Liberty Matters

Royalty, Health and the Environment

The essays by Elena Woodacre, Helen Dale, Stephen Davies, and myself all discuss the role of monarchical government, as well as individual members of royal families in modern constitutional monarchies, in supporting long term concerns, balancing the short-term issues that are often the focus of individual election cycles. Davies states that monarchy is “a corrective to a fixation on the short term and immediate and the ignoring of the longer term and permanent” while Dale discusses how the common law system evolved with the development of constitutional monarchy. Woodacre observes that a monarchy “must continue to evolve in line with changes in society” in order to survive. My own essay discusses the evolution from the British Empire to a Commonwealth of equal nations. The philanthropic and advocacy work of individual members of reigning houses in modern constitutional monarchies reflects this historic focus on considering long term political, societal, environmental, and cultural trends over comparatively short-term concerns.

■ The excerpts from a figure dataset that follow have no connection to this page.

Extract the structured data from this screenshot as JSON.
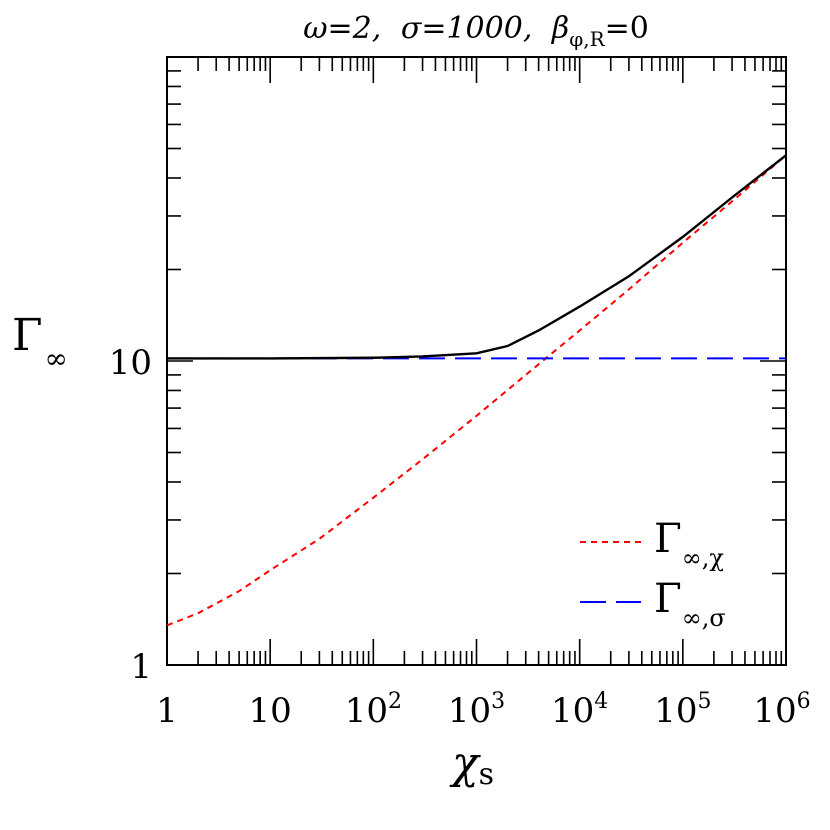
{
  "chart_data": {
    "type": "line",
    "title": {
      "omega": "ω=2,",
      "sigma": "σ=1000,",
      "beta": "β",
      "beta_sub": "φ,R",
      "beta_val": "=0"
    },
    "xlabel": {
      "main": "χ",
      "sub": "s"
    },
    "ylabel": {
      "main": "Γ",
      "sub": "∞"
    },
    "xscale": "log",
    "yscale": "log",
    "xlim": [
      1,
      1000000
    ],
    "ylim": [
      1,
      100
    ],
    "x_tick_labels": [
      {
        "value": 1,
        "text": "1"
      },
      {
        "value": 10,
        "text": "10"
      },
      {
        "value": 100,
        "base": "10",
        "exp": "2"
      },
      {
        "value": 1000,
        "base": "10",
        "exp": "3"
      },
      {
        "value": 10000,
        "base": "10",
        "exp": "4"
      },
      {
        "value": 100000,
        "base": "10",
        "exp": "5"
      },
      {
        "value": 1000000,
        "base": "10",
        "exp": "6"
      }
    ],
    "y_tick_labels": [
      {
        "value": 1,
        "text": "1"
      },
      {
        "value": 10,
        "text": "10"
      }
    ],
    "legend_position": "bottom-right",
    "series": [
      {
        "key": "total",
        "color": "#000000",
        "dash": "solid",
        "x": [
          1,
          10,
          100,
          300,
          1000,
          2000,
          4000,
          10000,
          30000,
          100000,
          300000,
          1000000
        ],
        "y": [
          10.2,
          10.2,
          10.25,
          10.35,
          10.6,
          11.2,
          12.6,
          15.1,
          19.0,
          25.6,
          34.5,
          47.5
        ]
      },
      {
        "key": "gamma_chi",
        "legend": {
          "main": "Γ",
          "sub": "∞,χ"
        },
        "color": "#ff0000",
        "dash": "short",
        "x": [
          1,
          2,
          5,
          10,
          30,
          100,
          300,
          1000,
          3000,
          10000,
          30000,
          100000,
          300000,
          1000000
        ],
        "y": [
          1.35,
          1.48,
          1.75,
          2.05,
          2.6,
          3.55,
          4.75,
          6.6,
          9.0,
          12.6,
          17.2,
          24.5,
          33.5,
          47.5
        ]
      },
      {
        "key": "gamma_sigma",
        "legend": {
          "main": "Γ",
          "sub": "∞,σ"
        },
        "color": "#0000ff",
        "dash": "long",
        "x": [
          1,
          1000000
        ],
        "y": [
          10.2,
          10.2
        ]
      }
    ]
  }
}
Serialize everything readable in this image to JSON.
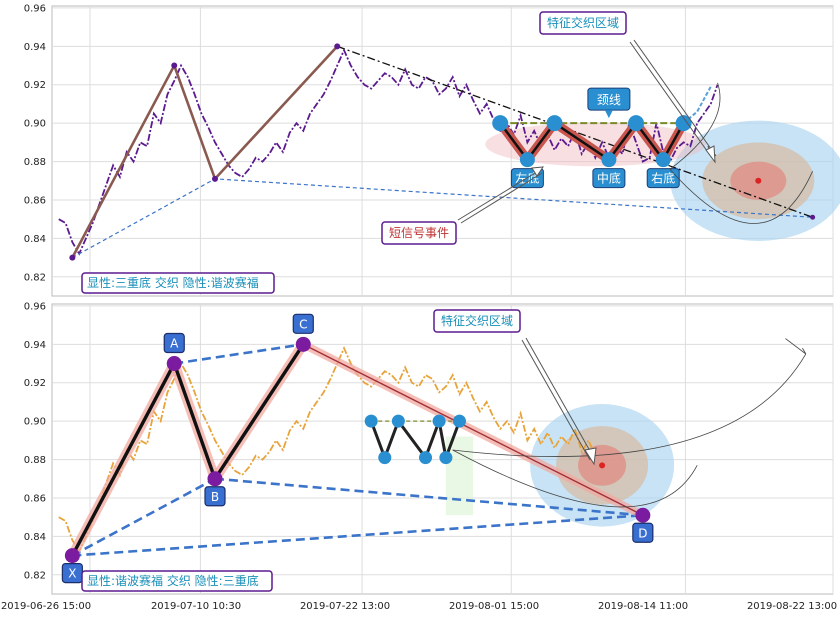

The members of reigning families in modern constitutional monarchies often employ their considerable public profiles to raise awareness of issues that will take generations to resolve. Since the eighteenth century, royalty have raised funds for hospitals as well as awareness of physical and mental health conditions, contributing to the development of modern health care systems. For example, Queen Victoria’s jubilees were occasions for the founding of new nursing orders. The Queen Victoria’s Jubilee Institute for Nurses was chartered in the United Kingdom in 1889, two years after Queen Victoria’s Golden Jubilee and continues to the present day as the Queen’s Nursing Institute, a charity whose mission is to improve the nursing care of people in their homes in England, Wales, and Northern Ireland. In Canada, the Diamond Jubilee of Queen Victoria in 1897 was commemorated with the founding of the Victorian Order of Nurses, one of the first organizations in Canada to provide prenatal education, school health services and co-ordinated home care programs. Like the Queen’s Nursing Institute, the VON continues to provide home care in the 21st century. Royal support of these initiatives helped to counter the reservations of members of the medical establishment concerning new ideas and structures for providing health care. Queen Victoria’s third daughter Princess Helena (Princess Christian) was a friend of Florence Nightingale and advocated for nursing to become a recognized and respected profession. In times of war, royal women often worked as nurses or hospital volunteers themselves, inspiring others to follow their example. In recent decades, the late Diana, Princess of Wales famously worked to destigmatize HIV/AIDS patients and both her sons, Prince William, Prince of Wales and Prince Harry, Duke of Sussex have advocated for greater support for people experiencing mental illness, through such organizations as Heads Together in the United Kingdom.
In the 21st century, the most notable example of royal advocacy for sustained progress addressing long term issues is the involvement of members of royal houses in initiatives supporting environmental conservation and sustainable development. Multiple generations of royal families have built on past initiatives to support the preservation of the natural world and brought together leading experts in environmental science to address this long-term issue that impacts societies around the globe. The late Prince Philip, Duke of Edinburgh was the patron of the World Wildlife Fund while the current King Charles III has advocated for organic farming and sustainable development over the course of his adult life. Prince William, the Prince of Wales, recently visited Boston for the Earthshot Prize Awards, which is awarded to five winners each year for their contributions to environmentalism. The environment is also an important focus of advocacy and philanthropy for members of other reigning houses in constitutional monarchies around the world. Several members of the Japanese Imperial family have published articles in scientific journals concerning fish and bird species while King Willem-Alexander of the Netherlands served as Chairperson of the United Nations Secretary General's Advisory Board on Water and Sanitation prior to succeeding to the throne in 2013. Crown Prince Frederick of Denmark has participated in expeditions, conferences, and events intended to raise awareness of climate change.
The essays in this collection all highlight the role of constitutional monarchies in addressing issues that take generations to solve, far beyond the scope of a single election cycle. The philanthropy and advocacy of individual members of royal houses in the fields of health care and environmentalism demonstrate the role of modern royalty in raising awareness of complex issues that affect the quality of life of people around the world.